World's oldest fungus' raises evolution questions
"The deep biosphere (where the fossils were found) represents a significant portion of the Earth, but we know very little about its biology and even less about its evolutionary history," Prof Bengtson told BBC News.
The fossils are almost indistinguishable from those found in similar environments on land, although they are much older.
They are made up of jumbles of tangled threads some hundredths of a millimeter thick.
And what a match made in heaven. Fungi and algae together.

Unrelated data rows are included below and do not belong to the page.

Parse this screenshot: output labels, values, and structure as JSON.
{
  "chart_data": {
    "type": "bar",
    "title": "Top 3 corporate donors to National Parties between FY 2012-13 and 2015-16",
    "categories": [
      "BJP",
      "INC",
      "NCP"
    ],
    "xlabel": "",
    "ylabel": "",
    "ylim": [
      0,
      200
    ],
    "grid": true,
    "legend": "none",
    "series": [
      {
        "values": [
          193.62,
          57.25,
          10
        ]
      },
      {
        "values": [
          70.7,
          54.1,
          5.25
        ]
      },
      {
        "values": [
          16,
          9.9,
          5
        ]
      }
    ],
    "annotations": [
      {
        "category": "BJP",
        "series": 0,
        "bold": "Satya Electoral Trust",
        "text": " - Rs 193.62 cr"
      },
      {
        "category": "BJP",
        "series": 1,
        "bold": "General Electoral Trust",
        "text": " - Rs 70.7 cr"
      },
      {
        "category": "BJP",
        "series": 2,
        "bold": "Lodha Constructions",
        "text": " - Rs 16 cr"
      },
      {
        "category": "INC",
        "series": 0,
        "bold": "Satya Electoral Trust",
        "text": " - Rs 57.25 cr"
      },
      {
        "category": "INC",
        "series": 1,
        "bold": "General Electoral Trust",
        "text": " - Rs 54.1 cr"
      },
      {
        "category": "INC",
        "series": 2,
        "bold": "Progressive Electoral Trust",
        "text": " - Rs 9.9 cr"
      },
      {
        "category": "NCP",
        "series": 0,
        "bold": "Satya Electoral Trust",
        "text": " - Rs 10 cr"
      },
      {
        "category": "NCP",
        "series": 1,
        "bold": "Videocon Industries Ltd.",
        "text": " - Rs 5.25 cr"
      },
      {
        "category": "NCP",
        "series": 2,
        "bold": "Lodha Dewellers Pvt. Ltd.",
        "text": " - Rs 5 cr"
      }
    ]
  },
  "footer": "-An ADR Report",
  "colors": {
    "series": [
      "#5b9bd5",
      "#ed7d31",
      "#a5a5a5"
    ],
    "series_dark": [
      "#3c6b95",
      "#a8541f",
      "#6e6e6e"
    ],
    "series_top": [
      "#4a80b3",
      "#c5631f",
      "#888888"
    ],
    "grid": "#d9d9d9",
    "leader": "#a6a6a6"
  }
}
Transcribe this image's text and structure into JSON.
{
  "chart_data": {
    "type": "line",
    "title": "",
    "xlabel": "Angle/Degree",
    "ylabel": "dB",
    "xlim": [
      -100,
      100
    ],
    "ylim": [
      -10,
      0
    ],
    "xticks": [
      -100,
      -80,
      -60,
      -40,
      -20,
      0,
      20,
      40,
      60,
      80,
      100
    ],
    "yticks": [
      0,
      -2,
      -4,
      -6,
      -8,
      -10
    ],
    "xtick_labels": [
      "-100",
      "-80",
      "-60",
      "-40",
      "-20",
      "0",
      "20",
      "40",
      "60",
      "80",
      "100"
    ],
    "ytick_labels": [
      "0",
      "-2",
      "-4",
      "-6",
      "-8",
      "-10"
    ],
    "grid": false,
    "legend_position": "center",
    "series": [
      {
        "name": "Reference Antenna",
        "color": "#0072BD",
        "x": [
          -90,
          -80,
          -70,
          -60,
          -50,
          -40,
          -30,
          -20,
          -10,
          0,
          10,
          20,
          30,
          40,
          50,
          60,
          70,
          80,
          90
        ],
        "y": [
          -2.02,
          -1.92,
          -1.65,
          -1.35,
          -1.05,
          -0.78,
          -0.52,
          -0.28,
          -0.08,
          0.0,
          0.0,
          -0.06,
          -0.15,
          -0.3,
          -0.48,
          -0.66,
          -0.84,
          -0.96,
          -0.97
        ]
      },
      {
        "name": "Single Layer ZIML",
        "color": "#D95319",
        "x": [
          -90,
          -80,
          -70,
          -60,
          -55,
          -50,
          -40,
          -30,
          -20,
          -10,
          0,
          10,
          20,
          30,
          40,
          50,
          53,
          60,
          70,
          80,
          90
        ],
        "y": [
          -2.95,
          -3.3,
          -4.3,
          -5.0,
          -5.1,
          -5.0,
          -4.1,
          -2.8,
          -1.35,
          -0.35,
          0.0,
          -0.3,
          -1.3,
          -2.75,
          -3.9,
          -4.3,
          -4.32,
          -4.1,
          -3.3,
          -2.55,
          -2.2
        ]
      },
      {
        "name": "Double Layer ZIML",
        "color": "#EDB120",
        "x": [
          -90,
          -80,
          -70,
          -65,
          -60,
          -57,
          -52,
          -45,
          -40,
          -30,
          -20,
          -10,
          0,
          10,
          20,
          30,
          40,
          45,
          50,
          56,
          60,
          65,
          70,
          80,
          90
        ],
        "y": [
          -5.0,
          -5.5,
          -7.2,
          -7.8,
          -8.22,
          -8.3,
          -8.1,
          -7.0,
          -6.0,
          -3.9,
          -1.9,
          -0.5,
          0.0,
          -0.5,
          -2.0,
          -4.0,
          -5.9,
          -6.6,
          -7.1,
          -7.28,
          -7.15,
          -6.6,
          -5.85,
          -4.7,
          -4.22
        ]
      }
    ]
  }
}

Why don’t we shack up, they said out of the blue one day. And so they did. And they left their home in the cold dark and moved into beachfront property. The fungal threads attached themselves firmly to the rocks of the ocean spray, while the algae set up housekeeping in the thin fungal film. And let the sun shine in.
Today we have a name for these mutual arrangements between a fungus and an alga. We call them LICHENS. And more on that and other myco-topics as they weave themselves together into Substack posts.
I was referring to the fact that lichens are an example of symbiosis, as distinguished from the concept associated with Darwin of the survival of the fittest without consideration of collaboration.
The existence of lichens raises questions about Darwinian evolution and survival of the fittest. Somehow algae and fungi evolved into a state of cooperation.